Tuesday, August 25, 2009

The Death of the Editor

by Bikram Vohra
Editorial integrity, as we once knew it, died long back and no one really noticed. Like those doves they shoot and mark with crimson to denote peace or swords rusting in their own glory. Much the same way, senior journalists sold their souls to the highest bidder and turned Faustian. It all began when editors per se betrayed the cause. Like Mark Anthony leaving the battle of Actium to chase Cleopatra, these fourth estate mandarins dumped their staffs and galloped off after filthy lucre. Admirable was the fact that they could gallop with bended knees.
Before you knew it, editors had become representatives of the management instead of being the fierce front-liners for their sad little flock of scribes. They cheerfully sacrificed their charges to survive in their jobs and so the moat was breached. We had lost the good fight and we still are largely held at ransom by our own.
The chasm between the editor’s salary and the next five put together was indicative of the growing caste system in journalism. Naturally, any sporadic attempt to bridge with a scoop or a strong report met with disaster. No, we cannot run this became the mantra in the newsroom. As newspaper owners realized that these journalists of the 21st century were men and women largely made of straw and easy to buy and sell, they predicated editorial policy to their business interests and the editor today is just another guard dog for the same interests. News is censored in-house and you can cry yourself hoarse but it is true. Elitist editors have made it so. The 100 member party-going, cigar-smoking, pontificating little rabbits who run the media mafia can be body stripped and searched and you will be hard placed to find a soupcon of moral courage in them.
With no one to back it, Editorial is often seen as an increasingly necessary evil that has to be tolerated by other departments and if the proprietors could do away with it entirely they probably would.
As a matter of fact this idea has been advocated by a very high profile owner of an Indian publishing house on the premise that a newspaper can be brought out untouched by dirty journalistic hands. Since professional Public Relations staff write better and do more home work than their journalistic counterparts and get a lot more money for doing so, all you need are technicians, not newshounds. Regrettably, as a tribe we are offering to Caesar so much space without Caesar even asking for it that very soon we will ourselves be only technicians totally besotted by the call to survive the day rather than seize it.
Excuse me, can you give me one more freebie goody-bag for my brother.
How has all this happened? What weakness within allowed us to be marginalized and is this, like global warming, just a phase? No hall of fame, clay feet in our bosses and deep and abiding insecurity have made us a pretty pathetic bunch.

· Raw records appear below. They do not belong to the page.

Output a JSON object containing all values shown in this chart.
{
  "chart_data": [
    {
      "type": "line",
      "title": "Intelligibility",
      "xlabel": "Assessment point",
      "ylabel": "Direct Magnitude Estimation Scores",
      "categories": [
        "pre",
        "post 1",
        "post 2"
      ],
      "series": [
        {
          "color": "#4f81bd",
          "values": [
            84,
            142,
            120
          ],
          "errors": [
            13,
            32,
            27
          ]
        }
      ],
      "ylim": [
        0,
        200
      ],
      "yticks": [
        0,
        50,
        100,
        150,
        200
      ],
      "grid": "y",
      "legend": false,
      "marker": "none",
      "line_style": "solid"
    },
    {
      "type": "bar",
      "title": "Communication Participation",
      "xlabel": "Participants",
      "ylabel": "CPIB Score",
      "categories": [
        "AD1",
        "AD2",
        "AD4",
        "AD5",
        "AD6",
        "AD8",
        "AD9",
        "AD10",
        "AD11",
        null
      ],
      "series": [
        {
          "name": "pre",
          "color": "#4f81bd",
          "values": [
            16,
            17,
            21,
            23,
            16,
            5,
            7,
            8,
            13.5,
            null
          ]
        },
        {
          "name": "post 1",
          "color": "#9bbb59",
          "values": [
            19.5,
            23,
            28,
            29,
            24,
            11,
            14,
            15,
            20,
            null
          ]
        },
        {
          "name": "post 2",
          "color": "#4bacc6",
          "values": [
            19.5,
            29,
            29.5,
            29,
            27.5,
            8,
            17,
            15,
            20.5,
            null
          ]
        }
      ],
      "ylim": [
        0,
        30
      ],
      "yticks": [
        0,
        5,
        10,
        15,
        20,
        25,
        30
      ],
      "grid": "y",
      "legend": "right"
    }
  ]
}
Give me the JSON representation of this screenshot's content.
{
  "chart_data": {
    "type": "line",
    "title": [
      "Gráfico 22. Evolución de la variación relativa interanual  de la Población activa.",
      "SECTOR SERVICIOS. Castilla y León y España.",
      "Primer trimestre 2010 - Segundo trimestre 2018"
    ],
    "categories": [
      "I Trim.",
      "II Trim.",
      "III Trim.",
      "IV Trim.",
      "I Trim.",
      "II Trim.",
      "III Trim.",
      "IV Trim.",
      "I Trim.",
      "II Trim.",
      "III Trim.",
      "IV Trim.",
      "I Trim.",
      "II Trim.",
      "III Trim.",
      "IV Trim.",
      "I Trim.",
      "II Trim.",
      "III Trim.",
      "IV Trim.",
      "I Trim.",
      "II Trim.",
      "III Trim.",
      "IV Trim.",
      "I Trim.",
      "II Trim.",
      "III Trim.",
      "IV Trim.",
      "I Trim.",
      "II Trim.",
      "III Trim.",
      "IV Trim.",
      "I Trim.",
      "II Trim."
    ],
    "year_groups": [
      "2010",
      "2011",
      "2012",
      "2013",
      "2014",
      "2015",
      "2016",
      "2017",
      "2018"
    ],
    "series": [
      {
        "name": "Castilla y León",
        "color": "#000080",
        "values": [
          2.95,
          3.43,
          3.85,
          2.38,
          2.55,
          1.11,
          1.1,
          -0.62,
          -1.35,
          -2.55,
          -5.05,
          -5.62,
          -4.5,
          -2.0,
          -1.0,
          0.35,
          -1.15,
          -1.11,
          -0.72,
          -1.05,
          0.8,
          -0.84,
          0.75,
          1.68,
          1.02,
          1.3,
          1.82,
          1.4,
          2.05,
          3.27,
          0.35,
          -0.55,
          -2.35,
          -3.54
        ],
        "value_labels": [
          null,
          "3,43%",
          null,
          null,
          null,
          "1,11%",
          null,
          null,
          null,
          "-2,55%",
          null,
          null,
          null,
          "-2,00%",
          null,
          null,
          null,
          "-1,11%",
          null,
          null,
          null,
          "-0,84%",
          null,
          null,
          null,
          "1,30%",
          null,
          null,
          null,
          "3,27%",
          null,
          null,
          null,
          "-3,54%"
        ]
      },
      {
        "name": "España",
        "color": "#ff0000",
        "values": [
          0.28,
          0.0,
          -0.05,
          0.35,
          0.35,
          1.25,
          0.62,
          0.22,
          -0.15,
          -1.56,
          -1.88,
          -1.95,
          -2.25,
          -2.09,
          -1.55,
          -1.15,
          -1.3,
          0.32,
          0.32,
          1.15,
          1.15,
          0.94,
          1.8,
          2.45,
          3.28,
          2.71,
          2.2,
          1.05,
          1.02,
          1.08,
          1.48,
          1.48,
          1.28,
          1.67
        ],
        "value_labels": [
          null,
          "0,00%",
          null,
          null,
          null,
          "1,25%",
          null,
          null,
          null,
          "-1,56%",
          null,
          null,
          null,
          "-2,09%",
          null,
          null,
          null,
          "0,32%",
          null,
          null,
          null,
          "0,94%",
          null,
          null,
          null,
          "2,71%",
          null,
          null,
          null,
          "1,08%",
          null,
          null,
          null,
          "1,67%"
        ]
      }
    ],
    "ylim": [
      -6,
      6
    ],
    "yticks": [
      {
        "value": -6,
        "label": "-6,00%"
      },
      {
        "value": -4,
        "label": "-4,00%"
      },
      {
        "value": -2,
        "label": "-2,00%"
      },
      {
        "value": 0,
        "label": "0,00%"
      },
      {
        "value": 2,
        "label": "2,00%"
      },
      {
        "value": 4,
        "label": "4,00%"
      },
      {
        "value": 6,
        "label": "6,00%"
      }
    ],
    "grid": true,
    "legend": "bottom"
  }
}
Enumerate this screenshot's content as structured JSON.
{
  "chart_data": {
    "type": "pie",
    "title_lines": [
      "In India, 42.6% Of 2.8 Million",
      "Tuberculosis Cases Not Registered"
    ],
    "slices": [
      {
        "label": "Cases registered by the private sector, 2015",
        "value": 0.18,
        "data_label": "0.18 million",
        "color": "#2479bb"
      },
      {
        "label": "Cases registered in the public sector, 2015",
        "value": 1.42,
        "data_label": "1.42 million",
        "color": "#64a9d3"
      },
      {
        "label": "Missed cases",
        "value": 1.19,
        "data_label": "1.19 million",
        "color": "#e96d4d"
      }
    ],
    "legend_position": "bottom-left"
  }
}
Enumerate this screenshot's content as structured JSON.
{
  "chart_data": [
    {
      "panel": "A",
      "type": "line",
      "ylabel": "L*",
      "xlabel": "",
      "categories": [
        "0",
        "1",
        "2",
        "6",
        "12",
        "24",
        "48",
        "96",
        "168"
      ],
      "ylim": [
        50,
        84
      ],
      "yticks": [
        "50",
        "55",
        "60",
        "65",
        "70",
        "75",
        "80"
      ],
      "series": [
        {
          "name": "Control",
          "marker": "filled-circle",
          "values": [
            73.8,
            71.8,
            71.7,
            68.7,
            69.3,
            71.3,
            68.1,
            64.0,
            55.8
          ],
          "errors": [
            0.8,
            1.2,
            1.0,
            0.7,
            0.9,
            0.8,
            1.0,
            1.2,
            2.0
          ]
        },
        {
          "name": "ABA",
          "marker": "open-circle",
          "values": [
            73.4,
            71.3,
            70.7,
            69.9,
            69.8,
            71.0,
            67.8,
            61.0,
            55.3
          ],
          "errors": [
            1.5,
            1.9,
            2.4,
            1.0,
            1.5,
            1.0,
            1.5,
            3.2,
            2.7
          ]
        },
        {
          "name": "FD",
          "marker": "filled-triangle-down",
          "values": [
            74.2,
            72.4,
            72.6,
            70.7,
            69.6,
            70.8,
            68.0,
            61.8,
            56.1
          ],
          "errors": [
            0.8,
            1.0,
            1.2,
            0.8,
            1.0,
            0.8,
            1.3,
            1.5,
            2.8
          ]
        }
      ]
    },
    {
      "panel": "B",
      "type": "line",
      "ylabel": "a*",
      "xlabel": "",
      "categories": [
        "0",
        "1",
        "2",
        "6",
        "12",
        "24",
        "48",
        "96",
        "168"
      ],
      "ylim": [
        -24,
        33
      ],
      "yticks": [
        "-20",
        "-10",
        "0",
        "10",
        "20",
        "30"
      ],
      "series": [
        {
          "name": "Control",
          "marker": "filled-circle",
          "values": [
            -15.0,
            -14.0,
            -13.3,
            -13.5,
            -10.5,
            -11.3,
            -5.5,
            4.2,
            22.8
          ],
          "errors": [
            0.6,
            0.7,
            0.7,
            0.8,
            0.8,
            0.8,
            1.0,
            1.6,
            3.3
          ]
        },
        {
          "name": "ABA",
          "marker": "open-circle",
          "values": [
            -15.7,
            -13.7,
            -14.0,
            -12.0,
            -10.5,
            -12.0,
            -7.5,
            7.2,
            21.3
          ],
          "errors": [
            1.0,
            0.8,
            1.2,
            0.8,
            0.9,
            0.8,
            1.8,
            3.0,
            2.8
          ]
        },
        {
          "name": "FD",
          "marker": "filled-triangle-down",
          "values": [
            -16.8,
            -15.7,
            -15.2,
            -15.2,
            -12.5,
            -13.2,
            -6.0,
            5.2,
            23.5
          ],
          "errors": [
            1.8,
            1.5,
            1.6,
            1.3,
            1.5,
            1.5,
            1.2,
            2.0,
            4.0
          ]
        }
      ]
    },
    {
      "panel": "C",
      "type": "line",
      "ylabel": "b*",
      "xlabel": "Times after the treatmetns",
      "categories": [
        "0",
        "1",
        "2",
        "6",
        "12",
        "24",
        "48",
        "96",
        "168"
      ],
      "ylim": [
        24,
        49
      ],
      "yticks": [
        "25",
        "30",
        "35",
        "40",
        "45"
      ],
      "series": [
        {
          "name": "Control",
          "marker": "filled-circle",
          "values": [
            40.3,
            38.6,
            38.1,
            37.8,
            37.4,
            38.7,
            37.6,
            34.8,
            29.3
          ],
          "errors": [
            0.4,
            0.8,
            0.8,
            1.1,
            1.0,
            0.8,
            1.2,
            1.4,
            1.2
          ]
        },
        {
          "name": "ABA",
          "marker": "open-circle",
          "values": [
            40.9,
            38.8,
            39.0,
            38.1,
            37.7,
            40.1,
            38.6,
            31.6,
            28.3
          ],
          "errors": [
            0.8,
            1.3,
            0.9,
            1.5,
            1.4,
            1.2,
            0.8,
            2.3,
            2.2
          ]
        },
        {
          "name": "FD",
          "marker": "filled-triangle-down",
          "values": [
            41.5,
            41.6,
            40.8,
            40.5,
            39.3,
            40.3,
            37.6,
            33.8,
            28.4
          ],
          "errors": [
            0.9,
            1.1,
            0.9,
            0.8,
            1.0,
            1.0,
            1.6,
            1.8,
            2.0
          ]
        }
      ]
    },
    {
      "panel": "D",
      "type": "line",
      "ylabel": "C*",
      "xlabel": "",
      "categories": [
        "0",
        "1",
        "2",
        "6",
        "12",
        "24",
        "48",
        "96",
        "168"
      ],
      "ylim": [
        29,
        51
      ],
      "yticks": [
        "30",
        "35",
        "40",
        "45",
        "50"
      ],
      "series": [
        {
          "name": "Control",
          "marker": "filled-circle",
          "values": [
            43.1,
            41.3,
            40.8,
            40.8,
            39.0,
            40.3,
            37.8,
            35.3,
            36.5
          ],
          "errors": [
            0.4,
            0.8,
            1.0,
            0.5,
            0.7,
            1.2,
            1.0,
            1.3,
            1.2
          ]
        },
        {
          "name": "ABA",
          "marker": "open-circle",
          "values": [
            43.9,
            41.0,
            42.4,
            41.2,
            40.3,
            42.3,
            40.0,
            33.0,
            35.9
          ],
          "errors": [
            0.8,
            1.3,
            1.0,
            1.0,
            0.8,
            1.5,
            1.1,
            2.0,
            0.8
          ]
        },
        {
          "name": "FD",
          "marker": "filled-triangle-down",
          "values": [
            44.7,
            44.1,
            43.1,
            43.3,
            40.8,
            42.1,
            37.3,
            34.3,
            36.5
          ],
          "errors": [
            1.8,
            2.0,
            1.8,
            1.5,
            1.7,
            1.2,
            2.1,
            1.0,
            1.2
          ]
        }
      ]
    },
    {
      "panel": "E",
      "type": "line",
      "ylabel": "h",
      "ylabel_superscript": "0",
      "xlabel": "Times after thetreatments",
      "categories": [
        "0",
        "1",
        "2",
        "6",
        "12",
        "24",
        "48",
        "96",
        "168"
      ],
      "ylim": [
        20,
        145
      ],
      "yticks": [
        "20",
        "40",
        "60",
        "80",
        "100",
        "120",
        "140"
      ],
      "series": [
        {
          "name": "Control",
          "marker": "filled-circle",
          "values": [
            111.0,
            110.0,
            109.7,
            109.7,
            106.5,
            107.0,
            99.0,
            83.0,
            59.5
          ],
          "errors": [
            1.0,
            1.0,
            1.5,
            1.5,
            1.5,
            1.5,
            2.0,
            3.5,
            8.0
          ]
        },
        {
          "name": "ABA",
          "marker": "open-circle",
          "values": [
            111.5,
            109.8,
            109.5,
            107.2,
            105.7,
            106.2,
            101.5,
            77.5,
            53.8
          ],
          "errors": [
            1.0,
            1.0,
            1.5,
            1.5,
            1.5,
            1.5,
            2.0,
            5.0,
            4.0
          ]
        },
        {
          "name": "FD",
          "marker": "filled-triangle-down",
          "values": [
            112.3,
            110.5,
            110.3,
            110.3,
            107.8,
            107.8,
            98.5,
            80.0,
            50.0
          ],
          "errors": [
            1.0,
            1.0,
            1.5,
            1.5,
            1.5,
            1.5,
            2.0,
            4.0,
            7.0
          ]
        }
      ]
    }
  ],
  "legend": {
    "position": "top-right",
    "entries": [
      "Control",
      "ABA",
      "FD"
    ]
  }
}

Yet, there is hope. After 40 years on the business I would like to find some warm sanctuary in that thought. After all, TV killed the radio and the radio has come back with a vengeance. They said newspapers would be dead when we went into news overdrive and the Net linked up with the telly and the mobile phone to inundate us with a nonstop tsunami of information. Our synapses crackled and popped and we are now deep into news fatigue.
The newspaper, the magazine, the niche publication have been bruised and battered but they did not lie down like battle-weary troops and die. They are still there. So there must be some magic, some residual wunderbar about the published word that is forged in a special crucible. The touch, the texture, the intimacy of the paper and the printing, the artwork and the design, the inside story, the ability to return to it at will and as often as you like, all combine to create an awesome staying power.
Unfortunately, half a generation of good writers has run to the glamour of TV. Many more have found it financially pleasing to join the glossies and a fair amount of potential has dribbled into PR and the devil take your hind leg, it pays the bills, mate.
This is the period of transition. Not enough writers, columnists, commentators in the ranks. Too many youngsters seeking fame and bylines before they have taken off their diapers. Weak hierarchies, weaker editors who don’t or cannot write, too much emphasis on ‘how the paper looks’ than ‘how it reads.’ Advertising spurs the product, leaving the journalists vulnerable and often defenceless. Marketing is more important any way you cut it.
It will change. It always does. And the same technology that sidelined the print media will bring it back into the game. In fact, the worst is over. The new generation is heap smart. Slick, armed with savvy and the smarts, with easy access to information, enjoying the arrogance of youth and not afraid to say it like it is. And they have begun to read books again and turn away from their woofers and tweeters and 5-speaker surround systems. This is a global phenomenon where the dynamics of the world are no longer insular. You cannot shut the window on the new winds. Truly, the newspaper and the magazine will return to their old glory if those who work in it respect themselves and don’t sell themselves to the company store. It is the surrender to mediocrity that is our worst enemy. That and the need to find good leaders to plough the field, not those who kneel at the financial altar and bargain us away for cheap.